In this case, the provocation was Max's humming.
"Is he an unusually musical child?" she asked me, flipping her long gray hair.
"Um, I don't really know," I said, vainly believing that she was picking up on something (she had already told me that she taught preschool). "He might be." I strove for modesty. "His dad is a composer, but I mean he's only 5. He hasn't taken lessons yet or anything." But as I yammered on, something about the way she was eyeing me started to clue me in to the fact that she might not in fact be paying me, or him, a compliment. "Oh wait," I said. "Is his humming bothering you?"

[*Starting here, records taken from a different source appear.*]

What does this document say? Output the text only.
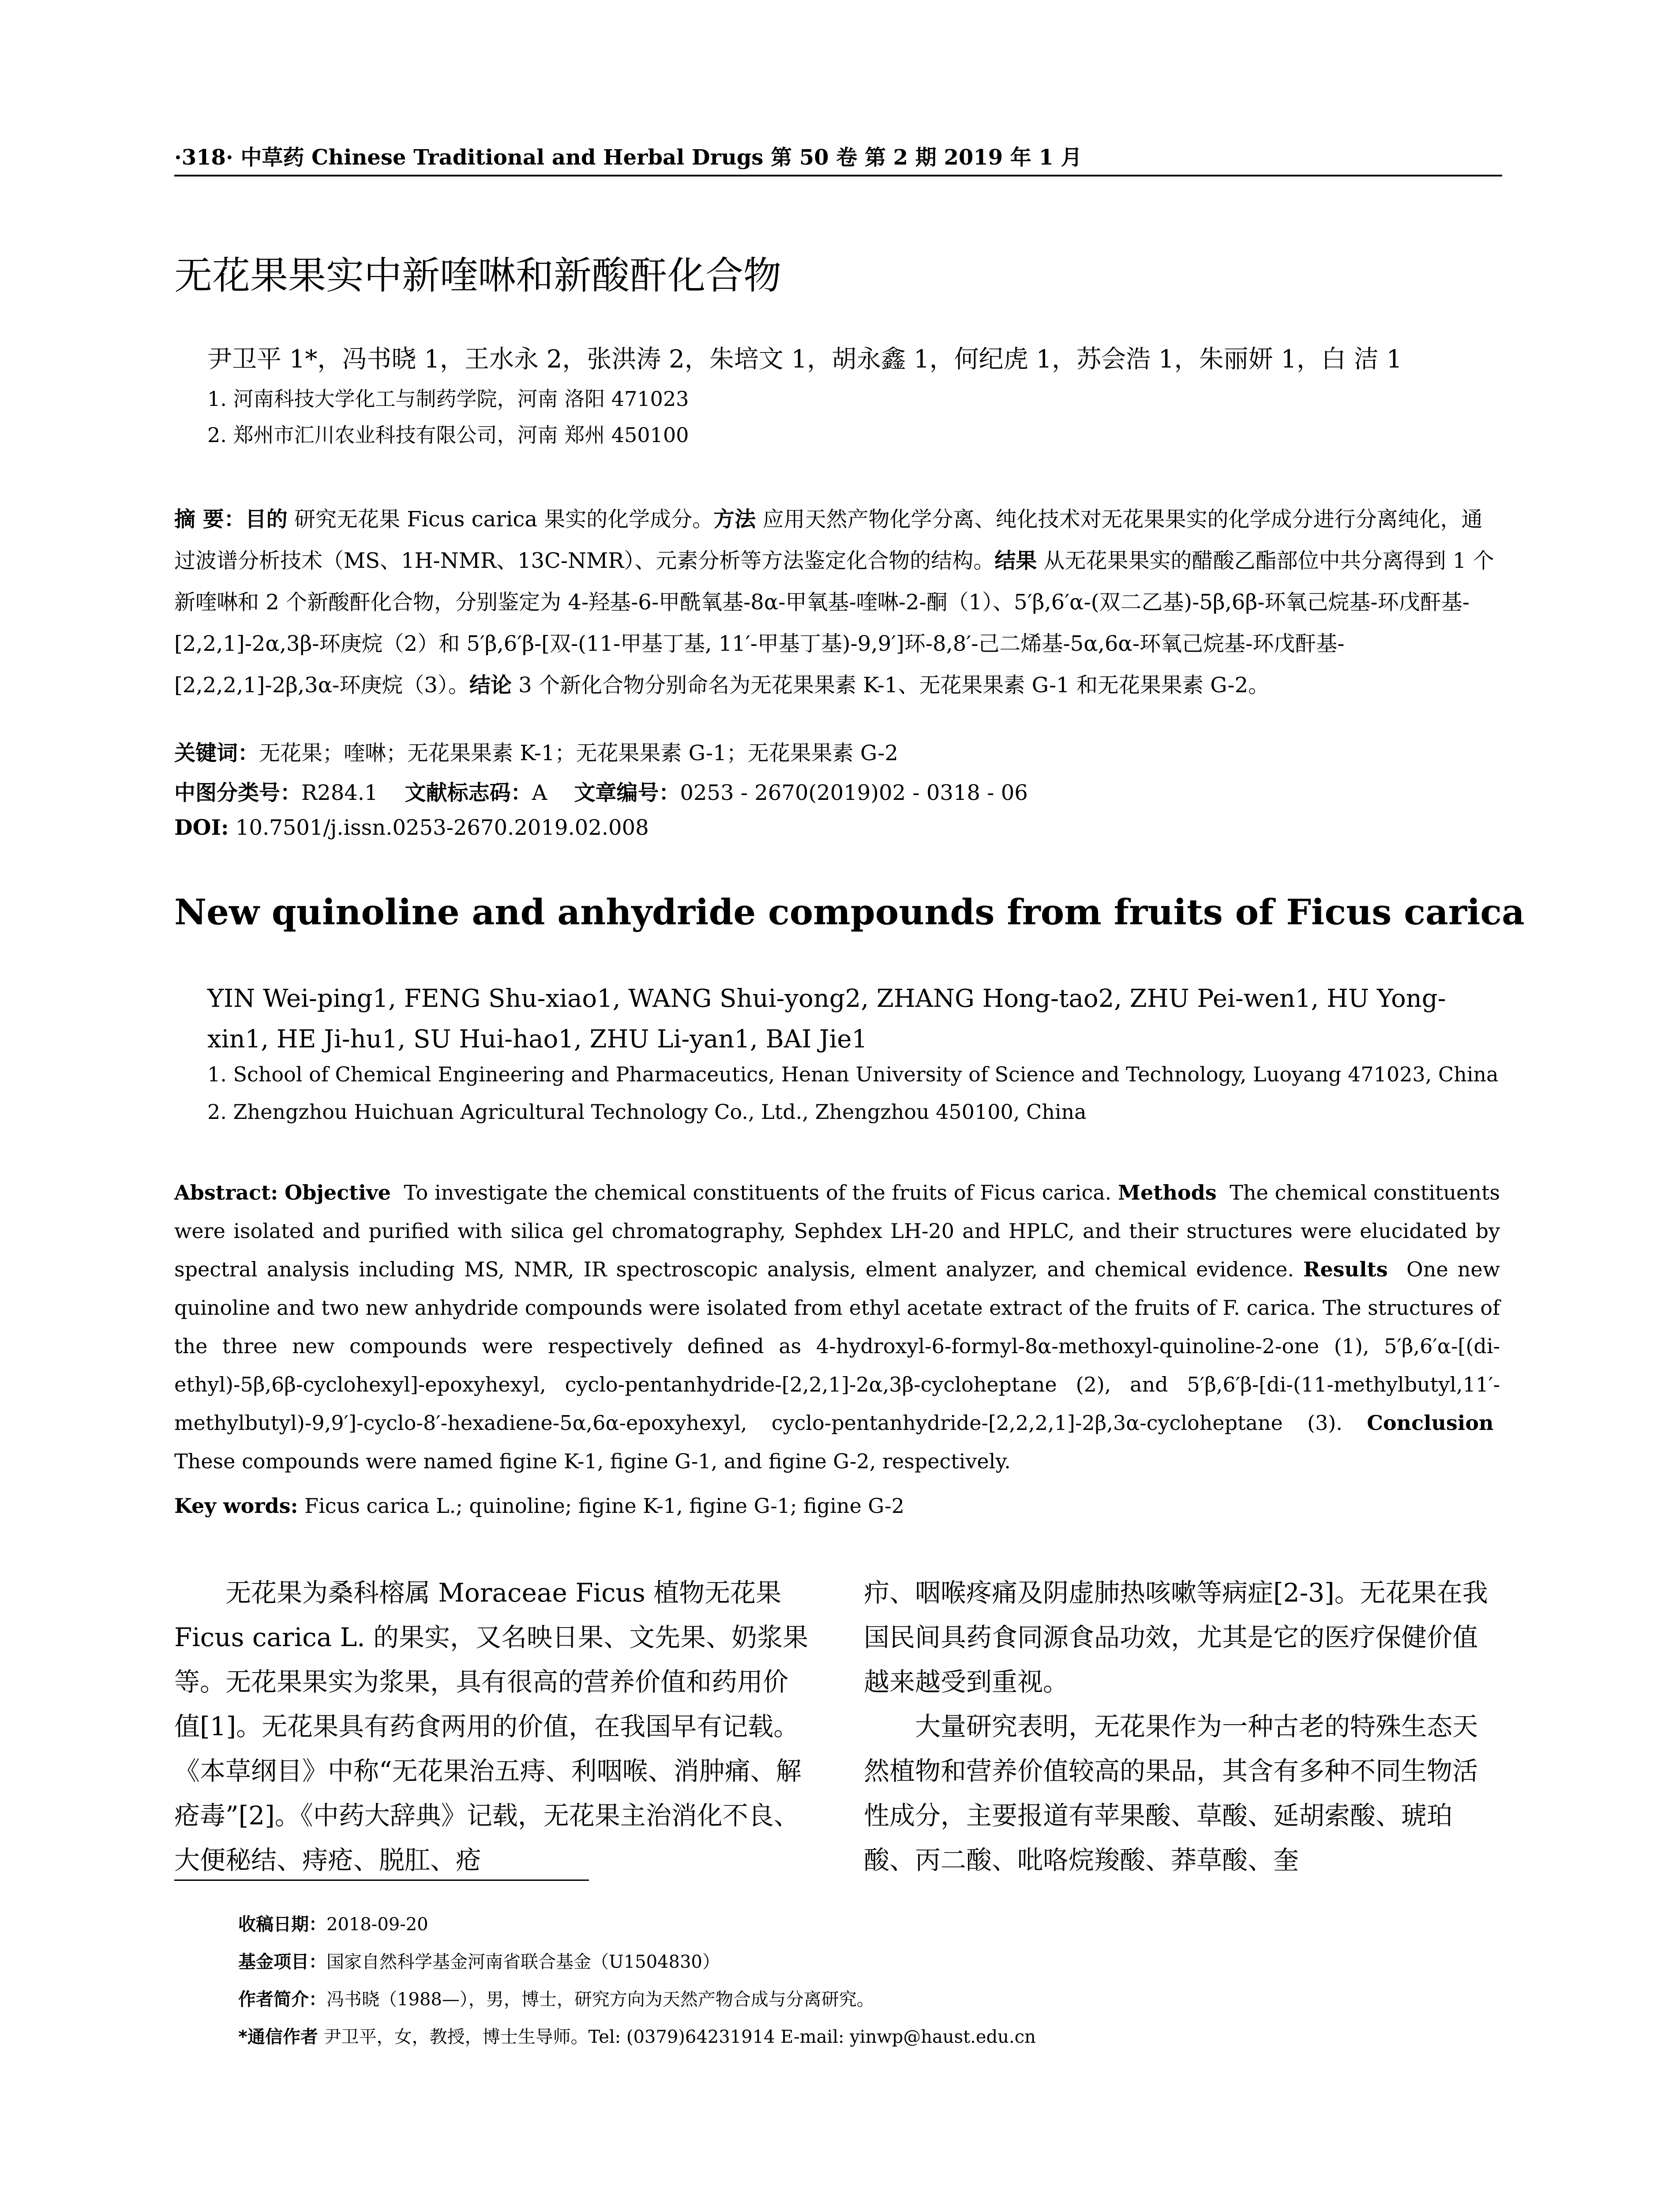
·318· 中草药 Chinese Traditional and Herbal Drugs 第 50 卷 第 2 期 2019 年 1 月
无花果果实中新喹啉和新酸酐化合物
尹卫平 1*，冯书晓 1，王水永 2，张洪涛 2，朱培文 1，胡永鑫 1，何纪虎 1，苏会浩 1，朱丽妍 1，白 洁 1
1. 河南科技大学化工与制药学院，河南 洛阳 471023
2. 郑州市汇川农业科技有限公司，河南 郑州 450100
摘 要：目的 研究无花果 Ficus carica 果实的化学成分。方法 应用天然产物化学分离、纯化技术对无花果果实的化学成分进行分离纯化，通过波谱分析技术（MS、1H-NMR、13C-NMR）、元素分析等方法鉴定化合物的结构。结果 从无花果果实的醋酸乙酯部位中共分离得到 1 个新喹啉和 2 个新酸酐化合物，分别鉴定为 4-羟基-6-甲酰氧基-8α-甲氧基-喹啉-2-酮（1）、5′β,6′α-(双二乙基)-5β,6β-环氧己烷基-环戊酐基-[2,2,1]-2α,3β-环庚烷（2）和 5′β,6′β-[双-(11-甲基丁基, 11′-甲基丁基)-9,9′]环-8,8′-己二烯基-5α,6α-环氧己烷基-环戊酐基-[2,2,2,1]-2β,3α-环庚烷（3）。结论 3 个新化合物分别命名为无花果果素 K-1、无花果果素 G-1 和无花果果素 G-2。
关键词：无花果；喹啉；无花果果素 K-1；无花果果素 G-1；无花果果素 G-2
中图分类号：R284.1 文献标志码：A 文章编号：0253 - 2670(2019)02 - 0318 - 06
DOI: 10.7501/j.issn.0253-2670.2019.02.008
New quinoline and anhydride compounds from fruits of Ficus carica
YIN Wei-ping1, FENG Shu-xiao1, WANG Shui-yong2, ZHANG Hong-tao2, ZHU Pei-wen1, HU Yong-xin1, HE Ji-hu1, SU Hui-hao1, ZHU Li-yan1, BAI Jie1
1. School of Chemical Engineering and Pharmaceutics, Henan University of Science and Technology, Luoyang 471023, China
2. Zhengzhou Huichuan Agricultural Technology Co., Ltd., Zhengzhou 450100, China
Abstract: Objective To investigate the chemical constituents of the fruits of Ficus carica. Methods The chemical constituents were isolated and purified with silica gel chromatography, Sephdex LH-20 and HPLC, and their structures were elucidated by spectral analysis including MS, NMR, IR spectroscopic analysis, elment analyzer, and chemical evidence. Results One new quinoline and two new anhydride compounds were isolated from ethyl acetate extract of the fruits of F. carica. The structures of the three new compounds were respectively defined as 4-hydroxyl-6-formyl-8α-methoxyl-quinoline-2-one (1), 5′β,6′α-[(di-ethyl)-5β,6β-cyclohexyl]-epoxyhexyl, cyclo-pentanhydride-[2,2,1]-2α,3β-cycloheptane (2), and 5′β,6′β-[di-(11-methylbutyl,11′-methylbutyl)-9,9′]-cyclo-8′-hexadiene-5α,6α-epoxyhexyl, cyclo-pentanhydride-[2,2,2,1]-2β,3α-cycloheptane (3). Conclusion  These compounds were named figine K-1, figine G-1, and figine G-2, respectively.
Key words: Ficus carica L.; quinoline; figine K-1, figine G-1; figine G-2

无花果为桑科榕属 Moraceae Ficus 植物无花果 Ficus carica L. 的果实，又名映日果、文先果、奶浆果等。无花果果实为浆果，具有很高的营养价值和药用价值[1]。无花果具有药食两用的价值，在我国早有记载。《本草纲目》中称“无花果治五痔、利咽喉、消肿痛、解疮毒”[2]。《中药大辞典》记载，无花果主治消化不良、大便秘结、痔疮、脱肛、疮

疖、咽喉疼痛及阴虚肺热咳嗽等病症[2-3]。无花果在我国民间具药食同源食品功效，尤其是它的医疗保健价值越来越受到重视。

大量研究表明，无花果作为一种古老的特殊生态天然植物和营养价值较高的果品，其含有多种不同生物活性成分，主要报道有苹果酸、草酸、延胡索酸、琥珀酸、丙二酸、吡咯烷羧酸、莽草酸、奎

收稿日期：2018-09-20
基金项目：国家自然科学基金河南省联合基金（U1504830）
作者简介：冯书晓（1988—），男，博士，研究方向为天然产物合成与分离研究。
*通信作者 尹卫平，女，教授，博士生导师。Tel: (0379)64231914 E-mail: yinwp@haust.edu.cn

"These aren't noise-canceling headphones," she said, without a whiff of apology. "He hasn't stopped humming since we boarded this plane." (It had been 10 minutes). "If he keeps it up, I'll have to kill myself."
That seemed a little dramatic. At the same time, I felt both horrified and flabbergasted. I couldn't tell if I was the asshole or if she was. Or if Max was. Well, probably we all were. The funny part is, I make it a habit of never talking to my seatmates on airplanes. In fact, I recently talked to a friend about how even if I happened to be seated next to someone I might have a great deal in common with, someone I'd even be friends with in real life, I'd rather not figure it out. All I want to do is sit there, get absorbed in my trash magazine and overpriced snack, and not talk. And most of the time, when I have violated this rule of mine, I've greatly regretted it. But for some reason--actually, because this woman was reading Olive Kittredge, and I thought that anyone reading that excellent book couldn't be bad--I'd violated this rule again, and opened up the portal of conversation that then allowed her to tell me that my child's humming was going to lead to her imminent suicide.
What she didn't know was that we'd spent the past 5 days in New Jersey eating an average of 5 quarts of frozen blueberries per day, popping them mindlessly while watching vast quantities of Netflix. My grandmother stockpiles them in the early summer, and freezes them to last the year, although after our visit she will be lucky if they last the next 3 months, since every time Max asked for "one more container," I'd say, "Oh, we really shouldn't," even as I tiptoed back downstairs to raid the freezer again. They were highly addictive, tart little popsicles that left us (well, Max in particular) with extremely foul smelling farts, when consumed in those quantities. And being on the plane is already a fart-inducer. The smells emanating from his body were truly not to be believed. And true to form, our cranky Quaker friend had to comment.
"Does he have terrible indigestion?" she asked.
"I guess," I said. "I'm so sorry."
"Well, there's nothing you can do about it."
"Still. Max, try not to fart so much!"
By the way, I never got those people who claimed that their own kids' diapers smelled like "buttered popcorn." Nothing kicked in in when I had a kid that suddenly made his shit (or farts) smell any better to me than to anyone else. It was a toxic plane ride, for sure. But I can't say that I didn't derive a tiny bit of (mortified) pleasure from it too.
Oh, and Max starts Quaker school this week.